Los Angeles

Mayor of LA Promises More Help to Solve Homelessness Problem

More outreach personnel will soon be deployed and additional services will be offered in an effort to assist the city's homeless population, Mayor Eric Garcetti said Monday.

The increases are coming to CARE and CARE-plus teams that conduct cleanups and offer services to link homeless people with temporary shelter and eventually permanent supportive housing.

"Every time I go out with these dedicated public servants and see their encounters with our homeless neighbors, I'm reminded of a simple truth that drives this work: Every un-housed Angeleno deserves the help that they need to get off the streets,'' Garcetti said.

Garcetti discussed the coming enhancements during a monthly update on homelessness in Los Angeles.

A pilot program is already underway for the CARE teams, which in July made 70 visits to homeless encampments, removed 8.45 tons of trash from encampment areas and referred 25 people to emergency shelters, Garcetti said.

The mayor said when the teams are deployed to all City Council districts this fall, those numbers will increase significantly.

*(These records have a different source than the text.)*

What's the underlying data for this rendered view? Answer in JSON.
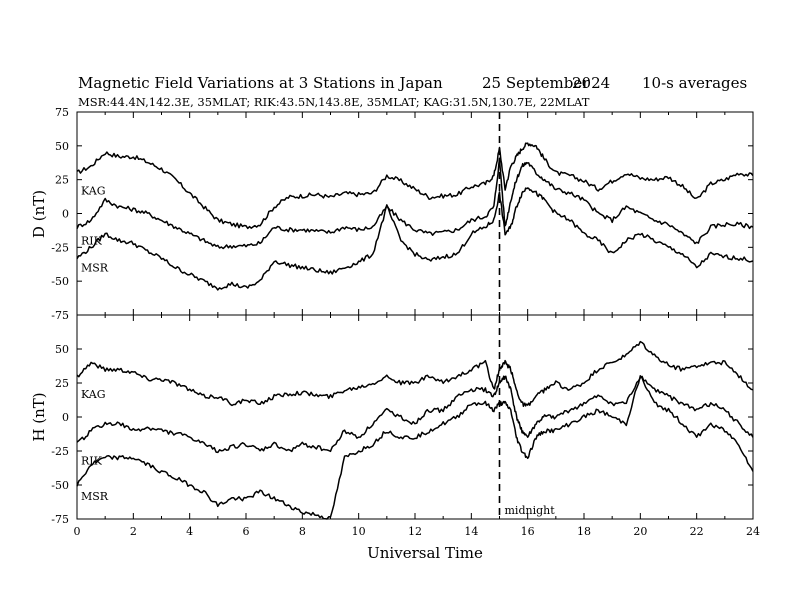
{
  "header": {
    "title": "Magnetic Field Variations at 3 Stations in Japan",
    "date": "25 September",
    "year": "2024",
    "averaging": "10-s averages",
    "stations_line": "MSR:44.4N,142.3E, 35MLAT;  RIK:43.5N,143.8E, 35MLAT;  KAG:31.5N,130.7E, 22MLAT"
  },
  "chart_data": [
    {
      "type": "line",
      "panel": "D",
      "ylabel": "D (nT)",
      "xlabel": "",
      "ylim": [
        -75,
        75
      ],
      "yticks": [
        -75,
        -50,
        -25,
        0,
        25,
        50,
        75
      ],
      "xlim": [
        0,
        24
      ],
      "x": [
        0,
        0.5,
        1,
        1.5,
        2,
        2.5,
        3,
        3.5,
        4,
        4.5,
        5,
        5.5,
        6,
        6.5,
        7,
        7.5,
        8,
        8.5,
        9,
        9.5,
        10,
        10.5,
        11,
        11.5,
        12,
        12.5,
        13,
        13.5,
        14,
        14.5,
        14.8,
        15,
        15.2,
        15.4,
        15.6,
        15.8,
        16,
        16.3,
        16.6,
        17,
        17.5,
        18,
        18.5,
        19,
        19.5,
        20,
        20.5,
        21,
        21.5,
        22,
        22.5,
        23,
        23.5,
        24
      ],
      "series": [
        {
          "name": "KAG",
          "label_y": 17,
          "values": [
            30,
            35,
            45,
            42,
            42,
            38,
            33,
            25,
            15,
            5,
            -5,
            -8,
            -10,
            -8,
            5,
            12,
            13,
            14,
            12,
            15,
            14,
            15,
            28,
            24,
            18,
            12,
            13,
            14,
            20,
            22,
            28,
            48,
            18,
            35,
            42,
            48,
            52,
            50,
            40,
            30,
            28,
            24,
            18,
            24,
            30,
            26,
            25,
            27,
            20,
            10,
            22,
            25,
            30,
            28
          ]
        },
        {
          "name": "RIK",
          "label_y": -20,
          "values": [
            -10,
            -5,
            10,
            5,
            3,
            0,
            -5,
            -10,
            -15,
            -20,
            -25,
            -24,
            -24,
            -22,
            -10,
            -12,
            -12,
            -13,
            -14,
            -10,
            -12,
            -10,
            5,
            -5,
            -12,
            -15,
            -14,
            -12,
            -5,
            -2,
            5,
            40,
            -10,
            10,
            25,
            35,
            38,
            30,
            25,
            18,
            15,
            10,
            0,
            -5,
            5,
            0,
            -5,
            -8,
            -15,
            -22,
            -10,
            -8,
            -8,
            -10
          ]
        },
        {
          "name": "MSR",
          "label_y": -40,
          "values": [
            -33,
            -25,
            -15,
            -20,
            -22,
            -28,
            -33,
            -40,
            -45,
            -50,
            -55,
            -52,
            -55,
            -50,
            -35,
            -38,
            -40,
            -42,
            -44,
            -40,
            -36,
            -30,
            5,
            -20,
            -30,
            -35,
            -32,
            -30,
            -15,
            -10,
            -5,
            15,
            -15,
            -10,
            5,
            15,
            20,
            15,
            10,
            0,
            -5,
            -15,
            -20,
            -30,
            -20,
            -15,
            -20,
            -25,
            -30,
            -40,
            -30,
            -32,
            -33,
            -35
          ]
        }
      ]
    },
    {
      "type": "line",
      "panel": "H",
      "ylabel": "H (nT)",
      "xlabel": "Universal Time",
      "ylim": [
        -75,
        75
      ],
      "yticks": [
        -75,
        -50,
        -25,
        0,
        25,
        50
      ],
      "xlim": [
        0,
        24
      ],
      "xticks": [
        0,
        2,
        4,
        6,
        8,
        10,
        12,
        14,
        16,
        18,
        20,
        22,
        24
      ],
      "x": [
        0,
        0.5,
        1,
        1.5,
        2,
        2.5,
        3,
        3.5,
        4,
        4.5,
        5,
        5.5,
        6,
        6.5,
        7,
        7.5,
        8,
        8.5,
        9,
        9.5,
        10,
        10.5,
        11,
        11.5,
        12,
        12.5,
        13,
        13.5,
        14,
        14.5,
        14.8,
        15,
        15.2,
        15.4,
        15.6,
        15.8,
        16,
        16.3,
        16.6,
        17,
        17.5,
        18,
        18.5,
        19,
        19.5,
        20,
        20.5,
        21,
        21.5,
        22,
        22.5,
        23,
        23.5,
        24
      ],
      "series": [
        {
          "name": "KAG",
          "label_y": 17,
          "values": [
            30,
            40,
            35,
            35,
            33,
            28,
            28,
            25,
            20,
            15,
            15,
            10,
            12,
            10,
            15,
            17,
            18,
            16,
            15,
            20,
            22,
            25,
            30,
            25,
            25,
            30,
            25,
            30,
            35,
            40,
            20,
            35,
            40,
            35,
            20,
            10,
            8,
            15,
            20,
            25,
            20,
            25,
            35,
            40,
            45,
            55,
            45,
            38,
            35,
            38,
            40,
            40,
            30,
            20
          ]
        },
        {
          "name": "RIK",
          "label_y": -32,
          "values": [
            -20,
            -10,
            -5,
            -5,
            -10,
            -8,
            -10,
            -12,
            -15,
            -20,
            -25,
            -22,
            -20,
            -25,
            -20,
            -25,
            -20,
            -22,
            -25,
            -10,
            -15,
            -5,
            5,
            0,
            -5,
            5,
            5,
            15,
            20,
            20,
            15,
            25,
            30,
            20,
            0,
            -10,
            -15,
            -5,
            0,
            0,
            5,
            10,
            15,
            10,
            10,
            30,
            20,
            15,
            10,
            5,
            10,
            5,
            -5,
            -15
          ]
        },
        {
          "name": "MSR",
          "label_y": -58,
          "values": [
            -50,
            -35,
            -30,
            -30,
            -30,
            -35,
            -40,
            -45,
            -50,
            -55,
            -65,
            -60,
            -60,
            -55,
            -60,
            -65,
            -70,
            -72,
            -75,
            -30,
            -25,
            -20,
            -10,
            -15,
            -15,
            -10,
            -5,
            0,
            10,
            10,
            5,
            10,
            10,
            5,
            -15,
            -25,
            -30,
            -15,
            -10,
            -10,
            -5,
            0,
            5,
            0,
            -5,
            30,
            10,
            5,
            -5,
            -15,
            -5,
            -10,
            -20,
            -40
          ]
        }
      ]
    }
  ],
  "annotations": {
    "midnight_label": "midnight",
    "midnight_x": 15
  }
}
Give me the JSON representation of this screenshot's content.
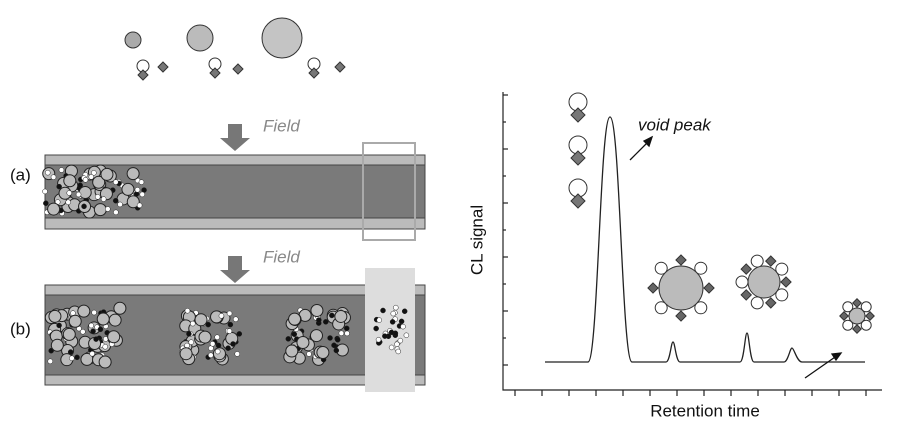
{
  "panel_a": {
    "label": "(a)",
    "field": "Field"
  },
  "panel_b": {
    "label": "(b)",
    "field": "Field"
  },
  "plot": {
    "annotation": "void peak",
    "y_label": "CL signal",
    "x_label": "Retention time"
  }
}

The city approved funding for the programs this summer, with a focus on Skid Row, after the county released the number of homeless people living in Los Angeles, which increased by 16% from the previous year to top 36,000.

Garcetti said CIty Controller Ron Galperin plans to release a report this week that will make recommendations on how to "increase the effectiveness'' of the cleanup and outreach teams.

The plan will increase the number of city sanitation teams from 20 to 30, creating 47 sanitation jobs. The program is also expected to include training of some homeless people who will be paid for taking part in cleanup efforts.

In June, facing criticism for the sharp increase in homelessness, Garcetti defended the work being done by the city to address the problem while he also took "full responsibility'' for the city's response to the issue.

It may take longer than expected to get people from shelters to permanent housing, Garcetti said. It could take eight months to a year rather than four to six months, as was the initial goal with the mayor's A Bridge Home program.

"I think that it'll be a slower pace than what we expected,'' Garcetti said, adding that it's not the fault of the shelter or the homeless people. "It's that backlog on apartments.''

There are currently five Bridge shelters, but 26 are expected to open citywide within the next year, the mayor said.

Garcetti said he supports passing a statewide rent-control law and other measures to help prevent people from being evicted and falling into homelessness. The city is putting together a legal assistance program for people facing eviction.

Gov. Gavin Newsom last week announced that Southern California alone will likely need 1.3 million more housing units within the next six years in order to keep pace with housing people.

"To our landlords that are out there, get with us, we will make you rich and we will help you not have to (contact) your Section 8 tenants to ask them for the rent,'' Garcetti said. "Once you're on Section 8, you get it every month. It's the best thing you can do for your business.''

A city oversight committee last week approved the latest round of Proposition HHH-funded projects -- a total of more than $351 million that is to be used for constructing housing. Of that, $120 million was committed to a bidding process in which applicants design housing that could be built within the next two years, providing about 1,000 affordable units.